BNFA is C++ regular expression matcher based on non-deterministic finite automata (NFA).
BNFA provides a way to construct the regular expression rules, and an engine for comparing input against the regular expressions.
BNFA uses overloaded operators for writing regular expressions. This syntax was inspired by Boost.Spirit (www.boost.org).

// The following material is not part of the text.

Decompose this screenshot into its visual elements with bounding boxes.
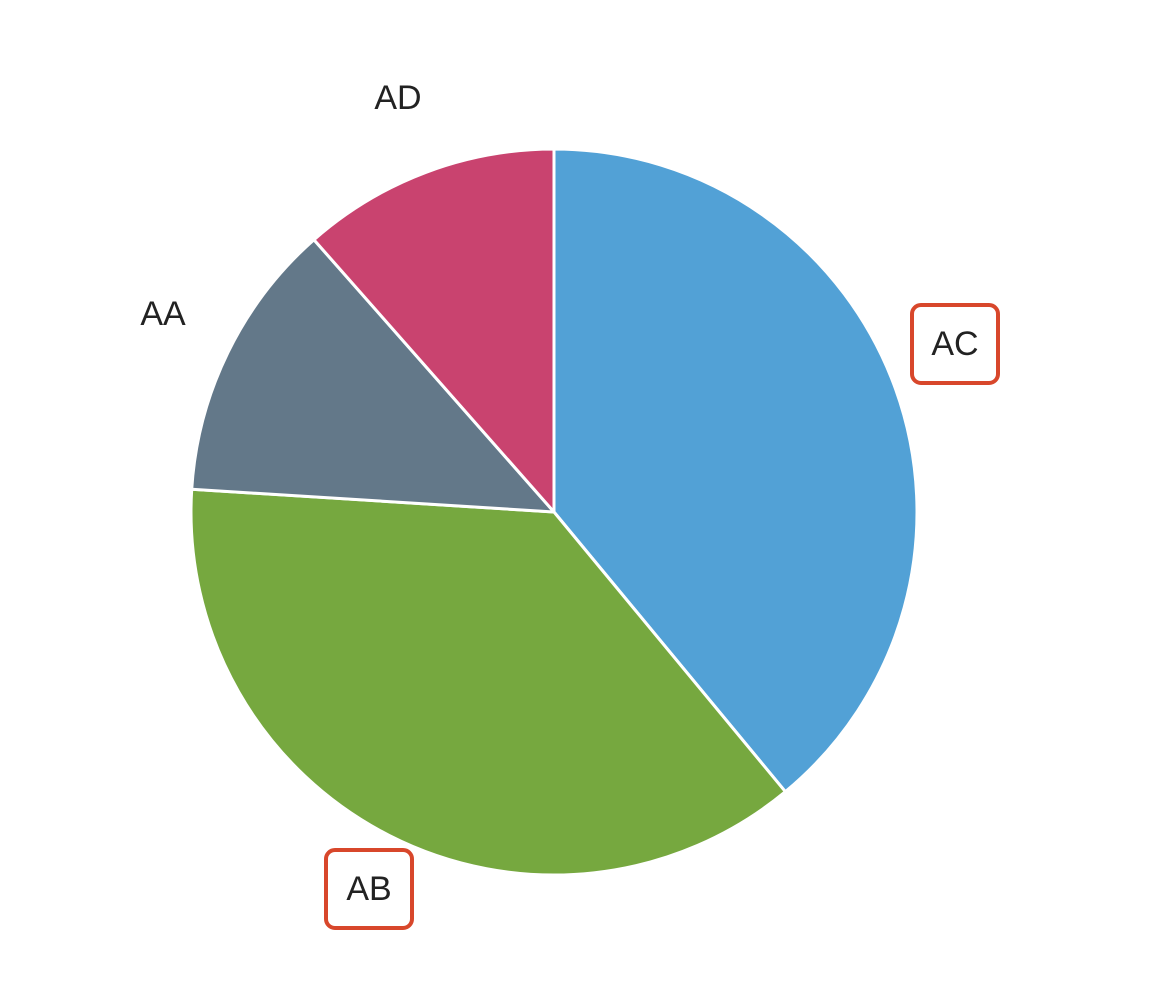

| Element | Regular expression | BNFA |
|---|---|---|
| Optional | A? | -A |
| One-or-more | A+ | +A |
| Zero-or-more | A* | *A |
| Exactly N times | A{N} | A(N) |
| At least N times | A{N,} | A(N,infinity) |
| Between M and N times | A{M,N} | A(M,N) |
| Concatenation | AB | A >> B |
| Alternation | A | B | A | B |
| Separated list | A(?:BA)* | A % B |
| Capture | (A) | capture(A) |
| Positive lookahead | (?=A) | &A |
| Negative lookahead | (?!A) | !A |
| Character | a | text("a") |
| Any character | . | any() |
| Character sequence | abc | text("abc") |
| Character group | [abc] | group("abc") |
| Character range | [a-z] | range('a', 'z') |
| Character class | [:alnum:] [:alpha:] ... | alnum()... |
rule vowel = group("AEIOUYaeiouy");
rule vowels = +vowel;
rule identifier1 = alpha() >> *alnum(); // Alternative #1
rule identifier2 = !digit() >> +alnum(); // Alternative #2
rule floating = -group("+-") >> ( ( *digit() >> text(".") >> +digit() ) | +digit() );
### Matching Policies ### The BNFA engine supports three different matching policies: * Match - Examines if the input matched the rule. * Capture - Returns a list with parts of the input that matches the captures specified in the rule. * Lookup - Look up data that matches the input. This works like a radix tree, but where the radix tree only handles prefixes, this matcher handles arbitrary regular expressions.